Although Plaintiff alleges that he was treated unequally, Plaintiff's amended complaint sets forth no facts supporting a viable equal protection claim. Plaintiff was allegedly transferred to the isolation unit while his cellmate remained in general population after both were found guilty of a rules violation, but Plaintiff makes no showing that he was intentionally discriminated against by either Defendant Oliver or Defendant Shumate.

F. Access to the Courts Claim

Finally, Plaintiff alleges that he was unable to access the law library while in the isolation unit. In his original complaint, Plaintiff alleged that the interference with his ability to represent himself during the criminal proceedings against him resulted in his forced acceptance of an attorney and a plea agreement. Plaintiff was informed in the first screening order that his "claim is inextricably intertwined with the criminal proceedings against him and any finding that he was denied access to the courts as it pertained to his ability to defend himself against the charges would necessarily imply the invalidity of his conviction." (Doc. 16, Screening Order, 5:3-6.) In his amended complaint, Plaintiff omits a description of the proceedings he was engaged in, and he alleges only that he had a pending court hearing and no law library access.
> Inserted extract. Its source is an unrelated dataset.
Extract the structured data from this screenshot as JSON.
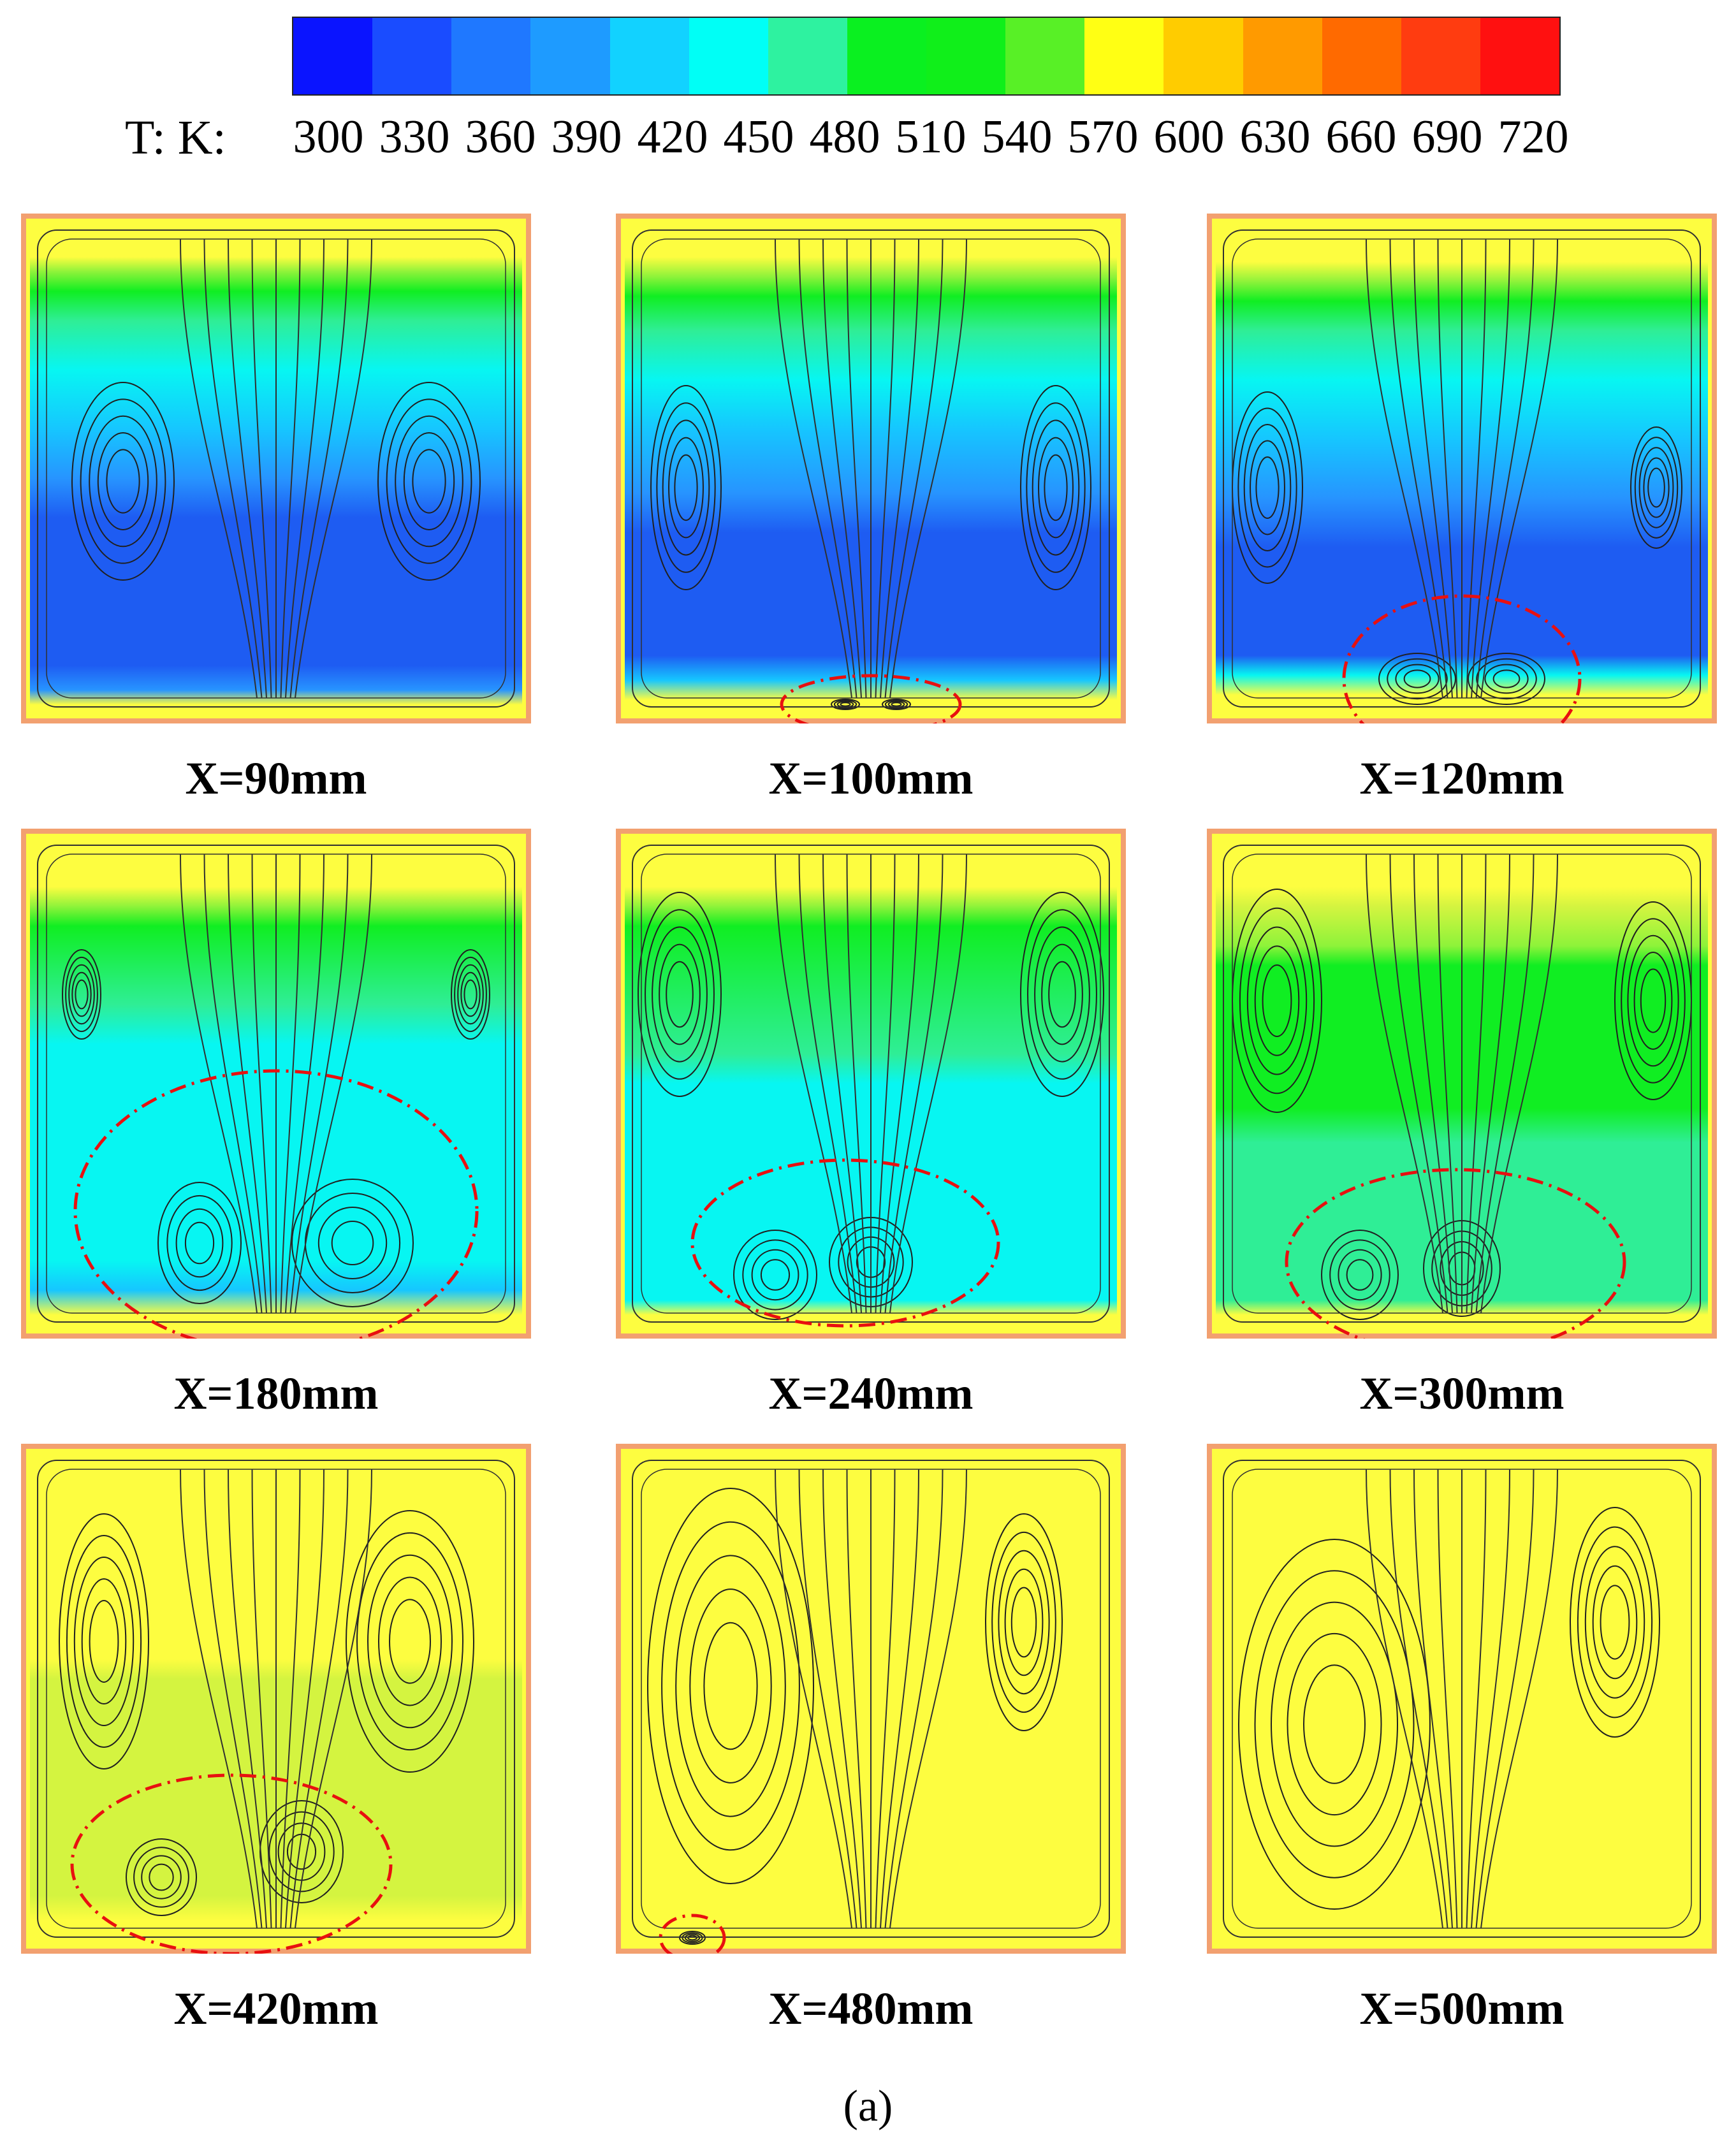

Plaintiff's access claim is procedurally barred to the extent it arises from his ongoing criminal proceedings and/or his conviction, Wilkinson v. Dotson, 544 U.S. 74, 81-2, 125 S.Ct. 1242 (2005); see also Valdez v. Rosenbaum, 302 F.3d 1039, 1049 (9th Cir. 2002); Cole v. Sisto, No. S-09-0364 KJM P, 2009 WL 2230795, at *3-4 (E.D.Cal. 2009), and it fails on the merits given the absence of any "actual injury" to qualifying litigation, Lewis v. Casey, 518 U.S. 343, 349, 116 S.Ct. 2174 (1996); Nevada Dep't of Corr. v. Greene, 648 F.3d 1014, 1018 (9th Cir. 2011). Bare allegations of the existence of a court hearing and the desire for law library access do not suffice to state a claim. Lewis, 518 U.S. at 349; Greene, 648 F.3d at 1018.
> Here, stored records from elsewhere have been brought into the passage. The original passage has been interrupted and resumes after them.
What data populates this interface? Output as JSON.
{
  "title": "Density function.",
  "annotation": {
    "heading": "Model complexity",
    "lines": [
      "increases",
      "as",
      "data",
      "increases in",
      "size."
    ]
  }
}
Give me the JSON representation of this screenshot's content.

III. Conclusion and Recommendation

Plaintiff's amended complaint fails to state any claims upon which relief may be granted under section 1983. Plaintiff was previously notified of the deficiencies in his claims and given leave to amend. Based on the nature of the deficiencies at issue, the Court finds that further leave to amend is not warranted. Lopez v. Smith, 203 F.3d 1122, 1130 (9th Cir. 2000); Noll v. Carlson, 809 F.2d 1446, 1448-49 (9th Cir. 1987).

Accordingly, the Court HEREBY RECOMMENDS that this action be dismissed, with prejudice, for failure to state any claims under section 1983.

These Findings and Recommendations will be submitted to the United States District Judge assigned to the case, pursuant to the provisions of Title 28 U.S.C. § 636(b)(l). Within thirty (30) days after being served with these Findings and Recommendations, Plaintiff may file written objections with the Court. The document should be captioned "Objections to Magistrate Judge's Findings and Recommendations." Plaintiff is advised that failure to file objections within the specified time may waive the right to appeal the District Court's order. Martinez v. Ylst, 951 F.2d 1153 (9th Cir. 1991).